Were there growing pains? Oh yes, she says.

“We had no real training in the consumer-packaged goods world. Our first two years were an innovation phase for flavors, brewing style, basics for scaling the business, and getting our first SBA loan,” says Donati. “We were then able to bottle. We went from selling to bars and restaurants and farmers’ markets to entering the CPG space and reaching a bigger audience at established retail outlets.”

Today, Mother Kombucha can be found at Publix and Whole Foods all over Florida. “We sell our core kombuchas and our sparkling water line,” says Donati. “St. Pete has been very supportive of our business. We built out our first space in 2016 and moved into new space in 2018.”
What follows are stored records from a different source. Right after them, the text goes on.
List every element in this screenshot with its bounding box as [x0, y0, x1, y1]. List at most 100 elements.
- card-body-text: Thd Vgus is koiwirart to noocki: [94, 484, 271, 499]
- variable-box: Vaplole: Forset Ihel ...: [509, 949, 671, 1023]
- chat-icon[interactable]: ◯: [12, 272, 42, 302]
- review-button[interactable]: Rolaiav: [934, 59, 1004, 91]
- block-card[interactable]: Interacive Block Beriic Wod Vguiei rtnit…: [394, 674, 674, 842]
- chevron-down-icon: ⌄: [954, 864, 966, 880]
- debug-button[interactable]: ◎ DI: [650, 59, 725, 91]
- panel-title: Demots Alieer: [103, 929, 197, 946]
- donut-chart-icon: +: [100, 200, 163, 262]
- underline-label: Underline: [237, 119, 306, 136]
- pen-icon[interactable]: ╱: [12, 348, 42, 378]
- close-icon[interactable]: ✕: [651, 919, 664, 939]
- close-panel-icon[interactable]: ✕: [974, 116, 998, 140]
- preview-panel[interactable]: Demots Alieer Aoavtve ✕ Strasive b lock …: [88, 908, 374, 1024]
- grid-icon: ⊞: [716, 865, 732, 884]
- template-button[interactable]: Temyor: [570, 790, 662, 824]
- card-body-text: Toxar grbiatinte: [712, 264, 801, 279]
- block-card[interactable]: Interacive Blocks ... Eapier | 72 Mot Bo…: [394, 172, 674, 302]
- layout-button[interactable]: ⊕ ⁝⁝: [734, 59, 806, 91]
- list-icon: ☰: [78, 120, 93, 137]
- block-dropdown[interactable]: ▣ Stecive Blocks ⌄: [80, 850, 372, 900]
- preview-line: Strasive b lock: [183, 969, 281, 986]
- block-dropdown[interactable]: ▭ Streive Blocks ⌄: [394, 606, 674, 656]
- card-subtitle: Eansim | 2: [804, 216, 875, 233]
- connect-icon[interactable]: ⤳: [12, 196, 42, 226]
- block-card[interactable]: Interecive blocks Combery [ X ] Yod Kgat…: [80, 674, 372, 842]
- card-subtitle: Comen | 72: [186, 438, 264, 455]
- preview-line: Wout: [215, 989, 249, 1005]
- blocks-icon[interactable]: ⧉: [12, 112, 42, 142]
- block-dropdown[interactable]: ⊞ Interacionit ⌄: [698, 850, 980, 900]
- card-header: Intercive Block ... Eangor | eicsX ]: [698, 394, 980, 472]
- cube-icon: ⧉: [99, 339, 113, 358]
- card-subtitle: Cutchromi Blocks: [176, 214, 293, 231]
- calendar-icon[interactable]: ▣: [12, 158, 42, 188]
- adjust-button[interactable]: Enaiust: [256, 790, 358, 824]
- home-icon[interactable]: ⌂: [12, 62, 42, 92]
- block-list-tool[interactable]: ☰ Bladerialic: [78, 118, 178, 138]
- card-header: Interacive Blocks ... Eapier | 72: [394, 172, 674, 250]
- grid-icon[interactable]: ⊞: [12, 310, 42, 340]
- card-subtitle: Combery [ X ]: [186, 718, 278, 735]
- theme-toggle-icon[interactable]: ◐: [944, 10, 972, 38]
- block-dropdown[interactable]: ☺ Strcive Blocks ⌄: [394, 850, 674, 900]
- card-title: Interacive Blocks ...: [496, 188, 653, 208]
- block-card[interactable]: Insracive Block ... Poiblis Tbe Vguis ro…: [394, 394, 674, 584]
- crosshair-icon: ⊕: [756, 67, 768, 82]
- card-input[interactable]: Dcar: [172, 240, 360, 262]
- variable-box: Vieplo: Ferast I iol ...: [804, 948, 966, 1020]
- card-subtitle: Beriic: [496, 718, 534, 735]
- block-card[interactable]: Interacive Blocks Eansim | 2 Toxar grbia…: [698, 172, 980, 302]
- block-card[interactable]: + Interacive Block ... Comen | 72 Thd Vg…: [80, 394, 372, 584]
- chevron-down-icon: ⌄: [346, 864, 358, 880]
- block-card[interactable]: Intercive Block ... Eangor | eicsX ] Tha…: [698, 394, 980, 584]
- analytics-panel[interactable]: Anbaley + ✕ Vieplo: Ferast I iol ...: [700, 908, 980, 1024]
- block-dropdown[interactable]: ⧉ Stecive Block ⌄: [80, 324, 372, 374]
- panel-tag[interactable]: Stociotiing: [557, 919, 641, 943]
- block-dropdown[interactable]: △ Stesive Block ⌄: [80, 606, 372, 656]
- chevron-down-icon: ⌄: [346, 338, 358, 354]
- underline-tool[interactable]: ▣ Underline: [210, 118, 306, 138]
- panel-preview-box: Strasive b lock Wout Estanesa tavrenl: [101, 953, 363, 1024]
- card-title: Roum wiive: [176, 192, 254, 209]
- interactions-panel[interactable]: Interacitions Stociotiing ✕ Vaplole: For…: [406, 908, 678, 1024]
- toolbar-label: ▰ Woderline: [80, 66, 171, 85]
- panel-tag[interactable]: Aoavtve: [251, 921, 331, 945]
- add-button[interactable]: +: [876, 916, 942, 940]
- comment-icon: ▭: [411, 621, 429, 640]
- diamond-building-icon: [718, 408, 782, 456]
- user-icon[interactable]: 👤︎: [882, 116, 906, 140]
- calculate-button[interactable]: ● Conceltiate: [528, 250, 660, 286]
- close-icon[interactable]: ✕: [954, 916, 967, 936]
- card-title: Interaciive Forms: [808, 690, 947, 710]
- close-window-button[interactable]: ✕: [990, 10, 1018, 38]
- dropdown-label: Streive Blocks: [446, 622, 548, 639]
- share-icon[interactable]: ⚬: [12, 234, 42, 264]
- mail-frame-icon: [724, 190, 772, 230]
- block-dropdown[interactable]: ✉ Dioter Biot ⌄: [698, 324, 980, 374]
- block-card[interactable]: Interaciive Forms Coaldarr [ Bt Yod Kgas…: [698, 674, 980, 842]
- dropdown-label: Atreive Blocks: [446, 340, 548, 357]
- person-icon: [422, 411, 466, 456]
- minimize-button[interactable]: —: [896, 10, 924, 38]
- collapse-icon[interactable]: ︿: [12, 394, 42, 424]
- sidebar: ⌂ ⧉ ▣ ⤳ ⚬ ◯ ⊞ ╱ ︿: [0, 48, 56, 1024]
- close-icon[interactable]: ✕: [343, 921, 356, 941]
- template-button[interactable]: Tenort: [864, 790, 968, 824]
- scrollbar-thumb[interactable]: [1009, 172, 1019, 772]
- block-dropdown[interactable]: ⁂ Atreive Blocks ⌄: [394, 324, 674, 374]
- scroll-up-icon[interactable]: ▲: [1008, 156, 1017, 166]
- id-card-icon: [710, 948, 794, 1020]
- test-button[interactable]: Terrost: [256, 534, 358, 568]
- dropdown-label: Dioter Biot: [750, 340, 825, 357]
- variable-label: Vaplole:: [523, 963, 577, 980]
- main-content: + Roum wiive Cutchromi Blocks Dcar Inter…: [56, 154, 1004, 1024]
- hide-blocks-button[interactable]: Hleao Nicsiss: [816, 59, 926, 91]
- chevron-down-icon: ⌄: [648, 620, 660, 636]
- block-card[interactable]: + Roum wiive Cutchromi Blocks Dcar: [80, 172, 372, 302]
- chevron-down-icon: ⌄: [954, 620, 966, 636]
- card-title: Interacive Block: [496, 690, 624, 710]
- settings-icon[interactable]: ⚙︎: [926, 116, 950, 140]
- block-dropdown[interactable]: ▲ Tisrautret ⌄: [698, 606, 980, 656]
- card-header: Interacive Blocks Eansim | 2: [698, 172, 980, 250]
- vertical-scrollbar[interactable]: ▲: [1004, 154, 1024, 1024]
The firm occupies 16,000 sq. ft. in the Joe’s Creek area of Lealmen, about three blocks from where Tesla just announced it will place a new showroom and service center. “We’ve always had good support here,” Donati adds. “We started our business when there was a lot of change happening here. It’s still an exciting time for the city. St. Pete is a very friendly place to be. It’s small enough that you can get to what you need.”

She adds that “we will absolutely keep the business in Florida. We can grow production into new and different areas. We have 18 employees now plus contractors. As a base for our business, staying in St. Pete is where we want to be.”